Cezaevinde 'büyüdü'
Kafatasının yarısını Gezi'de polisin attığı gaz fişeğiyle yitiren lise öğrencisi Mustafa Ali Tonbul, dün cezaevinde 'reşit' oldu. Dünya Çocuk Hakları Günü'nde tutuklanan genç, 18 yaşını cezaevinde kutladı. Ancak 'büyümesi' onun için çocuk cezaevinden F Tipi'ne nakil anlamı taşıyor.
Hakan DirikKafatasının yarısını Gezi'de polisin attığı gaz fişeğiyle yitiren lise öğrencisi Mustafa Ali Tonbul, cezaevinde 'büyüdü'. Dünya Çocuk Hakları Günü'nde “isimsiz ihbar elektronik postasıyla” tutuklanan genç, 18 yaşına Şakran Çocuk Cezaevi'nde girdi. 18 yaşından küçük olduğu için daha önce M.A.T kodlamasıyla yazdığımız liseli gencin “büyümesi” onun için “reşit” olmaktan çok, çocuk cezaevinden F tipi cezaevine nakil anlamı taşıyor.
YEMEĞE GİDECEKTİ
Babası Mehmet Tonbul ise birlikte kutlama düşleri kurarken, oğlunun “büyüdüğünü” parmaklıklar ardında görmenin sancısını yaşıyor. Gaz fişeğiyle yaralandıktan sonra kafatasında oluşan hasar nedeniyle “Gezi gazisi” olarak anılan oğlunun kullanacağı ilaçları raporlarıyla birlikte cezaevi yönetimine teslim eden Tonbul, “Her babanın görmek istediği mürüvvetlerden biri oğlunun reşit olduğu gündür. Birlikte program yaptık. Ne istiyorsa yapacağımı söyledim. Arkadaşlarıyla birlikte yemeğe gidecektik. Sonra ben onu yaşıtlarıyla baş başa bırakacaktım. Ama şimdi bir çocuğun 18 yaşına içeride girmesinin hüznünü yaşıyoruz. Oğlumun hapiste değil, özgürce büyümesini istiyorum. Bir şey yapmadığı için bir önce çıkacak ve okuluna devam edecektir” dedi.
GEZİ'NİN İNTİKAMI
Mustafa Ali Tonbul, kendisi gibi lise öğrencisi 3 arkadaşıyla birlikte perşembe sabahı gözaltına alındı, tüm gün bekletildikten sonra akşam sorgusu yapılarak tutuklandı. Avukatlarının iddialarına göre, bekletilmenin nedeni sonradan ortaya çıktı. Çünkü arama kararını veren hakim Müslüm Güneş, “tesadüfen” o akşam nöbetçiydi. Aynı hakim, “liseli çocukların” tutuklama kararının altına da imza attı ve Tonbul, Şakran Çocuk Cezaevi'nin yolunu tuttu.

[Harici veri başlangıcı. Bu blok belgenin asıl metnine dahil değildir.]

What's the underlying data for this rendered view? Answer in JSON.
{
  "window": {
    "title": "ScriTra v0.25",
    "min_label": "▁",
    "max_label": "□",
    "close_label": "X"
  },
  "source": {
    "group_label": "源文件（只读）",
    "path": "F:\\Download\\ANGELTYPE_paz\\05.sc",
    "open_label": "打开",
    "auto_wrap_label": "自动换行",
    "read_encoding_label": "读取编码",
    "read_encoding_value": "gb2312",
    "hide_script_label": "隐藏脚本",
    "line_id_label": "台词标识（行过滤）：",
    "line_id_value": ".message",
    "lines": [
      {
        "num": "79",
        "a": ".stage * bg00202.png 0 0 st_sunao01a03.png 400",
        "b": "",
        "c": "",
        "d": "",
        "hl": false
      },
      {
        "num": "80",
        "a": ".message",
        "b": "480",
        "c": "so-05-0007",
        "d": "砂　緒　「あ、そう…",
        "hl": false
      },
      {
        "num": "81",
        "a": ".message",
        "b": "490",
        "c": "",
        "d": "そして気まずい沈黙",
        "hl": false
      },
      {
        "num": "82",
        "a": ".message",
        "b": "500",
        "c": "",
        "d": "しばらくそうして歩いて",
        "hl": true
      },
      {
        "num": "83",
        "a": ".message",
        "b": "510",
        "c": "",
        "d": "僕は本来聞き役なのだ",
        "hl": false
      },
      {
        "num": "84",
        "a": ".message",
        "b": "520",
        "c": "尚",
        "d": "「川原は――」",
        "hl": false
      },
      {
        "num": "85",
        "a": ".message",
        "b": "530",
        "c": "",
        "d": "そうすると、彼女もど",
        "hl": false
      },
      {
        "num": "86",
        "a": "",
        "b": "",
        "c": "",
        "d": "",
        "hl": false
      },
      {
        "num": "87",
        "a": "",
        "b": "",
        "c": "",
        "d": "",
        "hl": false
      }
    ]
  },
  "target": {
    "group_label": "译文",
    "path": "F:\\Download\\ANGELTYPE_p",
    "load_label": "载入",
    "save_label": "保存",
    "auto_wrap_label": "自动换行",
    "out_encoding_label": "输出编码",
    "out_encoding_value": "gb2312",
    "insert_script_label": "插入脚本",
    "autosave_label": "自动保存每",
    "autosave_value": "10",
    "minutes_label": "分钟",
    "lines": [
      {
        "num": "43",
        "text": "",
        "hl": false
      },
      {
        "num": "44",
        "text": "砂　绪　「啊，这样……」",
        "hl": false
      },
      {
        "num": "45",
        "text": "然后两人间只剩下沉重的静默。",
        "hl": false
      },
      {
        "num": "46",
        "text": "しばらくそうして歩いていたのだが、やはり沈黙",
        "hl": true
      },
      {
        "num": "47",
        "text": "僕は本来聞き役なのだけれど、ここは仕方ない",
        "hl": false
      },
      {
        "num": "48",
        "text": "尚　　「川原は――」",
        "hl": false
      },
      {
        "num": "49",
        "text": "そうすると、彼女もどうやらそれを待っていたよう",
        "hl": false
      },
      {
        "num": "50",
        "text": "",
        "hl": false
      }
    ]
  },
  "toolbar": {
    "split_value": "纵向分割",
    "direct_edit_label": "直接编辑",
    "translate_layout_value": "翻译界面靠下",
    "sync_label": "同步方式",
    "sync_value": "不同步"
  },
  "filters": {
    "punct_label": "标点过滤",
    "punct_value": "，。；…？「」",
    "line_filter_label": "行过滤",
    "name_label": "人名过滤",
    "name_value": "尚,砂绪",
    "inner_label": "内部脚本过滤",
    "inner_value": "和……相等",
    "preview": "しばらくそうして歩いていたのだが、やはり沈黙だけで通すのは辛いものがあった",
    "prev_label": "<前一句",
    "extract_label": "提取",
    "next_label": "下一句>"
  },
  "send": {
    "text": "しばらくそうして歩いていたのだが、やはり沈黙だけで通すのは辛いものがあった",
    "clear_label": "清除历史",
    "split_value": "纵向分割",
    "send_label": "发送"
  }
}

Liselilerin avukatlarından Atakan Güngör, Tonbul ve diğer liselilerin tutukluluğunun kaldırılması için üst mahkemeye her gün itirazda bulunacaklarını söyledi. “Kuvvetli suç şüphesi” nedeniyle tutuklama kararı veren hakimin, çocuklara sorduğu tek sorunun “Basın açıklamasına katıldınız mı?” olduğunu kaydeden Güngör, “Basın açıklamasına katılmak terör suçu olarak nitelendirilebilir mi? Öyleyse bu suçu hemen her gün işliyoruz. Onu suçladıkları iddiaların tamamı, Gezi'yle ilintili eylemler. Gezi'deki eylemleri önüne koyuyorlar. Üstelik çocuklara isnat edilen eylemlerin tamamı, başkaca mahkemelerce soruşturulan ve çoğunda beraat verilen konular. Ona rağmen çocukları tutukluyorlar. Ortada tam bir hukuk garabeti var” dedi.